记录下目标检测正负样本的分配方法,用的是mmdetection里的代码

1、MaxIOUAssigner

匹配规则这篇文章写的很清楚,我在这里整理下,详细的可以看这篇文章:https://zhuanlan.zhihu.com/p/346198300
(1) 初始化所有 anchor 为忽略样本,将每个anchor的索引值设置为-1,表示为忽略anchor
(2) 计算背景样本,将每个anchor和所有gt的iou的最大Iou (3) 计算高质量正样本,对于每个gt,计算其和所有gt的iou,选取最大的iou对应的gt位置,如果其最大iou大于等于pos_iou_thr,则设置该anchor的mask设置为gt框的索引值+1,表示该anchor负责预测该gt bbox,是高质量anchor
(4) 适当增加更多正样本,第3的设置可能会出现某些gt没有分配到对应的anchor(由于iou低于pos_iou_thr),故下一步对于每个gt还需要找出和最大iou的anchor位置,如果其iou大于min_pos_iou,将该anchor的mask设置为gt框的索引值+1,表示该anchor负责预测对应的gt。通过本步骤,可以最大程度保证每个gt都有anchor负责预测,如果还是小于min_pos_iou,那就没办法了,只能当做忽略样本了。从这一步可以看出,3和4有部分anchor重复分配了,即当某个gt和anchor的最大iou大于等于pos_iou_thr,那肯定大于min_pos_iou,此时3和4步骤分配的同一个anchor。

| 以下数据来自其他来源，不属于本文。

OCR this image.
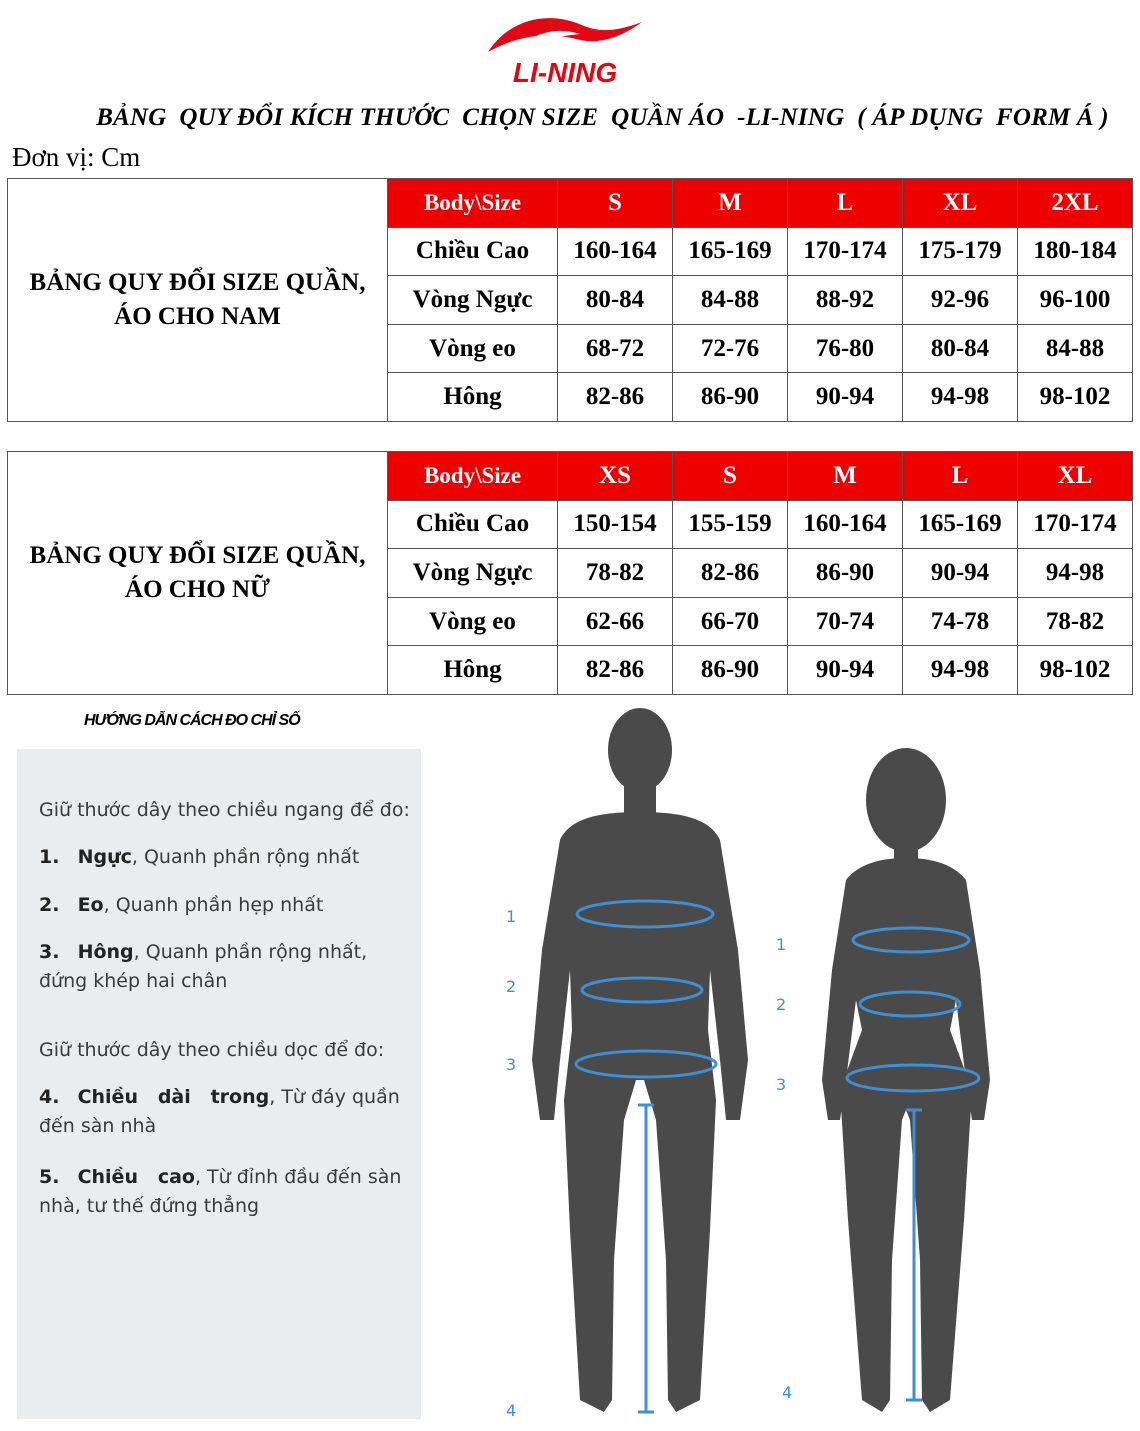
LI-NING
BẢNG  QUY ĐỔI KÍCH THƯỚC  CHỌN SIZE  QUẦN ÁO  -LI-NING  ( ÁP DỤNG  FORM Á )
Đơn vị: Cm
BẢNG QUY ĐỔI SIZE QUẦN, ÁO CHO NAM	Body\Size	S	M	L	XL	2XL
	Chiều Cao	160-164	165-169	170-174	175-179	180-184
	Vòng Ngực	80-84	84-88	88-92	92-96	96-100
	Vòng eo	68-72	72-76	76-80	80-84	84-88
	Hông	82-86	86-90	90-94	94-98	98-102
BẢNG QUY ĐỔI SIZE QUẦN, ÁO CHO NỮ	Body\Size	XS	S	M	L	XL
	Chiều Cao	150-154	155-159	160-164	165-169	170-174
	Vòng Ngực	78-82	82-86	86-90	90-94	94-98
	Vòng eo	62-66	66-70	70-74	74-78	78-82
	Hông	82-86	86-90	90-94	94-98	98-102
HƯỚNG DẪN CÁCH ĐO CHỈ SỐ
Giữ thước dây theo chiều ngang để đo:
1. Ngực, Quanh phần rộng nhất
2. Eo, Quanh phần hẹp nhất
3. Hông, Quanh phần rộng nhất,
đứng khép hai chân
Giữ thước dây theo chiều dọc để đo:
4. Chiều   dài   trong, Từ đáy quần
đến sàn nhà
5. Chiều   cao, Từ đỉnh đầu đến sàn
nhà, tư thế đứng thẳng
1
2
3
4
1
2
3
4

  • 从上面4步分析,可以发现每个gt可能和多个anchor进行匹配,每个anchor不可能存在和多个gt匹配的场景。在第4步中,每个gt最多只会和某一个anchor匹配,但是实际操作时候为了多增加一些正样本,通过参数gt_max_assign_all可以实现某个gt和多个anchor匹配场景。通常第4步引入的都是低质量anchor,网络训练有时候还会带来噪声,可能还会起反作用。

  • 就是说:如果anchor和gt的iou低于neg_iou_thr的,那就是负样本;如果某个anchor和其中一个gt的最大iou大于pos_iou_thr,那么该anchor就负责对应的gt;如果某个gt和所有anchor的iou中最大的iou会小于pos_iou_thr,但是大于min_pos_iou,则依然将该anchor负责对应的gt;其余的anchor全部当做忽略区域。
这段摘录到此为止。